A few years later I was pregnant and had gone in for an ultrasound, and left on a trip. While we were in Portland, I called the doctor who had been frantically trying to get a hold of me. She told me there over the phone that she thought I had an "ectopic" pregnancy and that I should terminate it, or could bleed to death--this, even though I thought I'd found a pro-life doctor. I wasn't about to. Any time I thought of doing so, I was disturbed. Whenever I thought there was no way I could do that, I had complete peace. I read through Psalm 139 many times in those days. Two weeks later another ultrasound revealed that it wasn't ectopic after all. It was a very tough pregnancy over all, and we weren't sure he would make it to birth, but our church was praying for our baby. Our ten-year-old son Tim is a testimony that faith is primary to family. Faith in Christ certainly was crucial in bringing him into our family unscathed.

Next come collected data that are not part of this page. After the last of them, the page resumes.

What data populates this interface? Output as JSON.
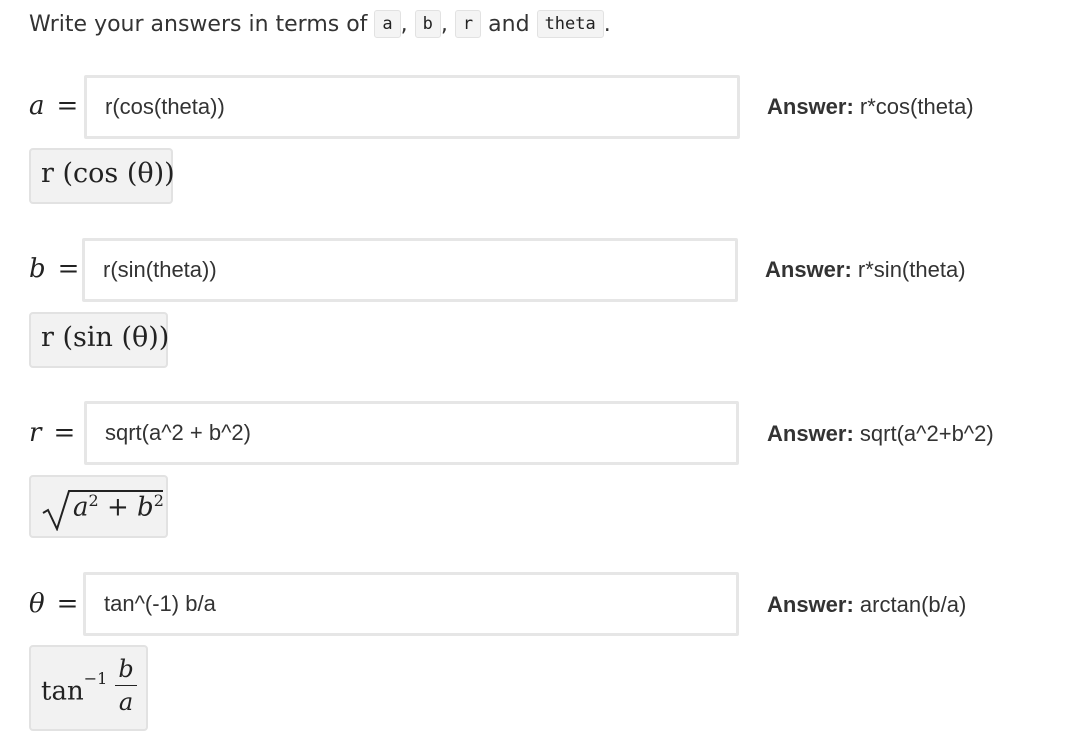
{
  "instructions": {
    "prefix": "Write your answers in terms of",
    "var_a": "a",
    "var_b": "b",
    "var_r": "r",
    "and_text": "and",
    "var_theta": "theta",
    "comma": ",",
    "period": "."
  },
  "rows": [
    {
      "label": "a",
      "equals": "=",
      "input_value": "r(cos(theta))",
      "answer_label": "Answer:",
      "answer_value": "r*cos(theta)",
      "preview_text": "r (cos (θ))"
    },
    {
      "label": "b",
      "equals": "=",
      "input_value": "r(sin(theta))",
      "answer_label": "Answer:",
      "answer_value": "r*sin(theta)",
      "preview_text": "r (sin (θ))"
    },
    {
      "label": "r",
      "equals": "=",
      "input_value": "sqrt(a^2 + b^2)",
      "answer_label": "Answer:",
      "answer_value": "sqrt(a^2+b^2)",
      "preview_radicand_a": "a",
      "preview_radicand_b": "b",
      "preview_exp": "2",
      "preview_plus": "+"
    },
    {
      "label": "θ",
      "equals": "=",
      "input_value": "tan^(-1) b/a",
      "answer_label": "Answer:",
      "answer_value": "arctan(b/a)",
      "preview_func": "tan",
      "preview_exp": "−1",
      "preview_num": "b",
      "preview_den": "a"
    }
  ]
}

As we drove home we discussed these things. Tim didn't realize that our marriage had been saved because of our faith; then he was reminded of his beginnings, and he thanked me for sparing his life--though it wasn't me, it was only by God's grace that his life was spared. Who knows how many of our family's stories of God's provision and protection he has not heard, or was too young to remember? I'm going to have to go over them with him again, and make sure he knows how our family can personally testify in so many ways to God's infinite goodness!
The Church is our family, in the most eternal sense and in many temporal ways as well. The Church is crucial to family and individual health. If the Church had not been protected over the last 2,000 years, but had succumbed to Satan's schemes, I would have made some horrible decisions. Our family would not be a unit any more; I might not be here; Tim would certainly not be here. Bearing the armor of God is for protection of the Church. Protection of the Church is family protection; it is self-protection. It is God's will, above all that, and in part, we might assume, because of all that.